Am 26. Juni-Wochenende stimmte die Salzburger Stadtbevölkerung über ein Millionen-schweres Prestigeprojekt der ÖVP ab: die Erweiterung der Mönchsberggarage im Festspielbezirk. Obwohl die ÖVP auf Demobilisierung setzte, fiel die Beteiligung mit 22% überraschend hoch aus. Das Ergebnis war eindeutig: 84% stimmten mit “Nein”. Damit hat die Bevölkerung die Notbremse gezogen. Anstatt bis zu 60 Millionen Euro an öffentlichen Geldern dafür auszugeben, um mit 600 weiteren Stellplätzen noch mehr Stau und Verkehr in die Stadt zu ziehen, muss die Stadtregierung jetzt umdenken. Ein Erfolg der Stadtbevölkerung.

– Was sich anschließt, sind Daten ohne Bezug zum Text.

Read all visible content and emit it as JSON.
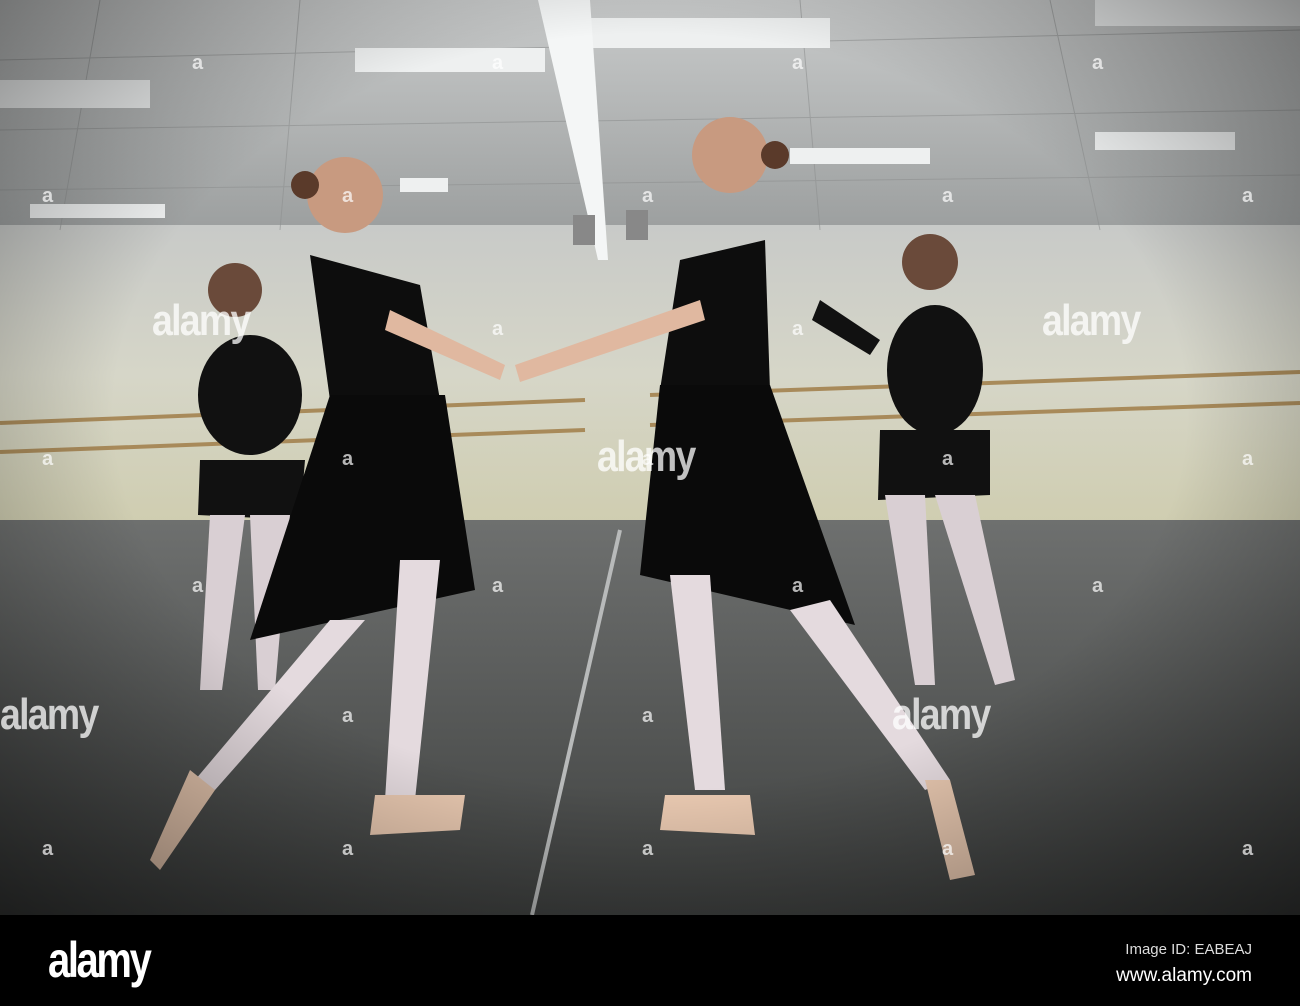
{
  "photo": {
    "description_alt": "Ballet dancers reflected in studio mirror",
    "watermark_text": "alamy",
    "watermark_mark": "a"
  },
  "footer": {
    "logo": "alamy",
    "image_id": "Image ID: EABEAJ",
    "url": "www.alamy.com"
  }
}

Die KPÖ PLUS hat in Salzburg sechs Wochen lang dafür geworben, an der Bürgerbefragung teilzunehmen und mit Nein zu stimmen. Warum habt ihr euch dafür engagiert? 

Die von der ÖVP betriebene Garagen-Erweiterung hätte bis zu 60 Millionen Euro an öffentlichen Geldern verschlungen. Dieses Geld braucht Salzburg für wichtigere Dinge, z.B. den öffentlichen Verkehr, für Kinderbetreuung und für leistbares Wohnen. Außerdem ist es verkehrspolitisch absurd, mit zusätzlichen Stellplätzen im Festspielbezirk noch mehr Verkehr in die Stadt zu ziehen. Das verschlimmert das Stau-Chaos, anstatt es zu lösen. Im Gemeinderat hatten ÖVP, SPÖ, NEOS und FPÖ schon vor Jahren für die Garagen-Erweiterung gestimmt. Die Bau-Genehmigungen lagen vor. Die Bürgerbefragung war die letzte Chance, die Notbremse zu ziehen. 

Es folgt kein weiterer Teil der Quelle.